Interpretations and future focal points
The IDEFICS study presents an examination of the CVD risk profiles and PA levels of young children. The study serves as a great initial step in our understanding of CVD risk in young children. The correlations between PA and CVD risk score suggest significant variability in the influence of PA on clustered CVD risk score, particularly in the young children. The weak associations could be related to the fact that children in the young age range have not had sufficient time to develop detrimental CVD profiles. In support, the data presented by the authors indicate that compared to the older children (six to nine years), the younger children (ages two to six years) had lower HOMA scores, blood pressures, total cholesterols, sum of skinfolds and clustered CVD risk scores. The weak associations may also have been produced by a combination of age- and sex-differences in the developmental trajectories, since there were many more differences in CVD risk factors between the sexes in the older age group than for the younger age group. This hypothesis is still in need of further clarification [
11,
12]. Finally, the weak association could also be related to considerable variations in PA levels for the same clustered CVD risk score.

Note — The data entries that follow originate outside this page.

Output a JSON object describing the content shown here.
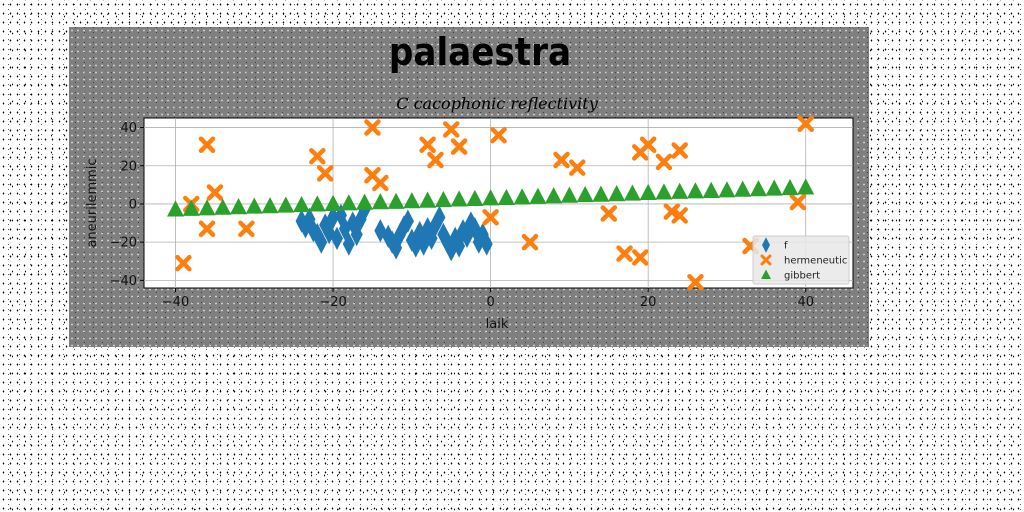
{
  "chart_data": {
    "type": "scatter",
    "suptitle": "palaestra",
    "title": "C cacophonic reflectivity",
    "xlabel": "laik",
    "ylabel": "aneurilemmic",
    "xlim": [
      -44,
      46
    ],
    "ylim": [
      -44,
      45
    ],
    "xticks": [
      -40,
      -20,
      0,
      20,
      40
    ],
    "yticks": [
      -40,
      -20,
      0,
      20,
      40
    ],
    "grid": true,
    "legend_position": "lower-right",
    "series": [
      {
        "name": "f",
        "marker": "diamond",
        "color": "#1f77b4",
        "points": [
          [
            -24,
            -9
          ],
          [
            -23.5,
            -12
          ],
          [
            -23,
            -8
          ],
          [
            -22.5,
            -14
          ],
          [
            -22,
            -16
          ],
          [
            -21.5,
            -20
          ],
          [
            -21,
            -11
          ],
          [
            -20.5,
            -15
          ],
          [
            -20,
            -7
          ],
          [
            -19.5,
            -18
          ],
          [
            -19,
            -6
          ],
          [
            -18.5,
            -13
          ],
          [
            -18,
            -21
          ],
          [
            -17.5,
            -10
          ],
          [
            -17,
            -16
          ],
          [
            -16.5,
            -8
          ],
          [
            -16,
            -3
          ],
          [
            -14,
            -14
          ],
          [
            -13,
            -17
          ],
          [
            -12.5,
            -20
          ],
          [
            -12,
            -23
          ],
          [
            -11.5,
            -16
          ],
          [
            -11,
            -12
          ],
          [
            -10.5,
            -9
          ],
          [
            -10,
            -19
          ],
          [
            -9.5,
            -22
          ],
          [
            -9,
            -15
          ],
          [
            -8.5,
            -21
          ],
          [
            -8,
            -13
          ],
          [
            -7.5,
            -18
          ],
          [
            -7,
            -11
          ],
          [
            -6.5,
            -7
          ],
          [
            -6,
            -16
          ],
          [
            -5.5,
            -20
          ],
          [
            -5,
            -24
          ],
          [
            -4.5,
            -18
          ],
          [
            -4,
            -22
          ],
          [
            -3.5,
            -14
          ],
          [
            -3,
            -17
          ],
          [
            -2.5,
            -10
          ],
          [
            -2,
            -13
          ],
          [
            -1.5,
            -20
          ],
          [
            -1,
            -16
          ],
          [
            -0.5,
            -21
          ]
        ]
      },
      {
        "name": "hermeneutic",
        "marker": "x",
        "color": "#ff7f0e",
        "points": [
          [
            -39,
            -31
          ],
          [
            -38,
            0
          ],
          [
            -36,
            31
          ],
          [
            -36,
            -13
          ],
          [
            -35,
            6
          ],
          [
            -31,
            -13
          ],
          [
            -22,
            25
          ],
          [
            -21,
            16
          ],
          [
            -15,
            40
          ],
          [
            -15,
            15
          ],
          [
            -14,
            11
          ],
          [
            -8,
            31
          ],
          [
            -7,
            23
          ],
          [
            -5,
            39
          ],
          [
            -4,
            30
          ],
          [
            0,
            -7
          ],
          [
            1,
            36
          ],
          [
            5,
            -20
          ],
          [
            9,
            23
          ],
          [
            11,
            19
          ],
          [
            15,
            -5
          ],
          [
            17,
            -26
          ],
          [
            19,
            27
          ],
          [
            19,
            -28
          ],
          [
            20,
            31
          ],
          [
            22,
            22
          ],
          [
            23,
            -4
          ],
          [
            24,
            28
          ],
          [
            24,
            -6
          ],
          [
            26,
            -41
          ],
          [
            33,
            -22
          ],
          [
            39,
            1
          ],
          [
            40,
            42
          ]
        ]
      },
      {
        "name": "gibbert",
        "marker": "triangle",
        "color": "#2ca02c",
        "points": [
          [
            -40,
            -3
          ],
          [
            -38,
            -2.7
          ],
          [
            -36,
            -2.4
          ],
          [
            -34,
            -2.1
          ],
          [
            -32,
            -1.8
          ],
          [
            -30,
            -1.5
          ],
          [
            -28,
            -1.3
          ],
          [
            -26,
            -1
          ],
          [
            -24,
            -0.7
          ],
          [
            -22,
            -0.4
          ],
          [
            -20,
            -0.1
          ],
          [
            -18,
            0.2
          ],
          [
            -16,
            0.5
          ],
          [
            -14,
            0.8
          ],
          [
            -12,
            1
          ],
          [
            -10,
            1.3
          ],
          [
            -8,
            1.6
          ],
          [
            -6,
            1.9
          ],
          [
            -4,
            2.2
          ],
          [
            -2,
            2.5
          ],
          [
            0,
            2.8
          ],
          [
            2,
            3
          ],
          [
            4,
            3.3
          ],
          [
            6,
            3.6
          ],
          [
            8,
            3.9
          ],
          [
            10,
            4.2
          ],
          [
            12,
            4.5
          ],
          [
            14,
            4.7
          ],
          [
            16,
            5
          ],
          [
            18,
            5.3
          ],
          [
            20,
            5.6
          ],
          [
            22,
            5.9
          ],
          [
            24,
            6.2
          ],
          [
            26,
            6.5
          ],
          [
            28,
            6.7
          ],
          [
            30,
            7
          ],
          [
            32,
            7.3
          ],
          [
            34,
            7.6
          ],
          [
            36,
            7.9
          ],
          [
            38,
            8.2
          ],
          [
            40,
            8.5
          ]
        ]
      }
    ]
  }
}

Fatness is typically the most significant contributor to the clustered CVD risk score for children, and studies have documented the relationship between obesity and CVD risk factors [
1,
2,
13‐
16]. Furthermore, there is an interaction between fatness and PA levels [
17]. Thus, the IDEFICS study should further examine which factor, fatness or PA, is most salient.
Fatness may also reflect on cardiorespiratory fitness values [
18]. The unit for fitness is ml per kg body weight per minute (mL/kg/min). Body weight includes both metabolically active tissue and fat mass. Fat mass contributes to energy requirements (of an activity), but not energy production. Thus, a fatter child usually has a lower maximal cardiorespiratory fitness value than a thinner child [
18]. The shuttle run used in the IDEFICS study is an excellent means to assess aerobic or cardiorespiratory fitness (CRF) of children; using laps completed instead of computing CRFbased weight and laps completed may provide a better estimate of true aerobic fitness.
The authors suggest differing amounts of habitual PA are required to reduce CVD risk for younger versus older children, as well as for boys and girls; “one size does not fit all”. Older children required more PA and boys required more than girls. However, some highly active children can exhibit an unhealthy CVD risk profile and the results of the study do not attempt to clarify the amount of PA over-and-above habitual levels needed to reduce the risk profile [
1,
7]. Differences in PA levels between boys and girls have been previously noted [
13], but no attempts have been made to relate PA to CVD risk in very young children. Since the physiological characteristics of very young boys and girls are similar, this topic is another area for future study.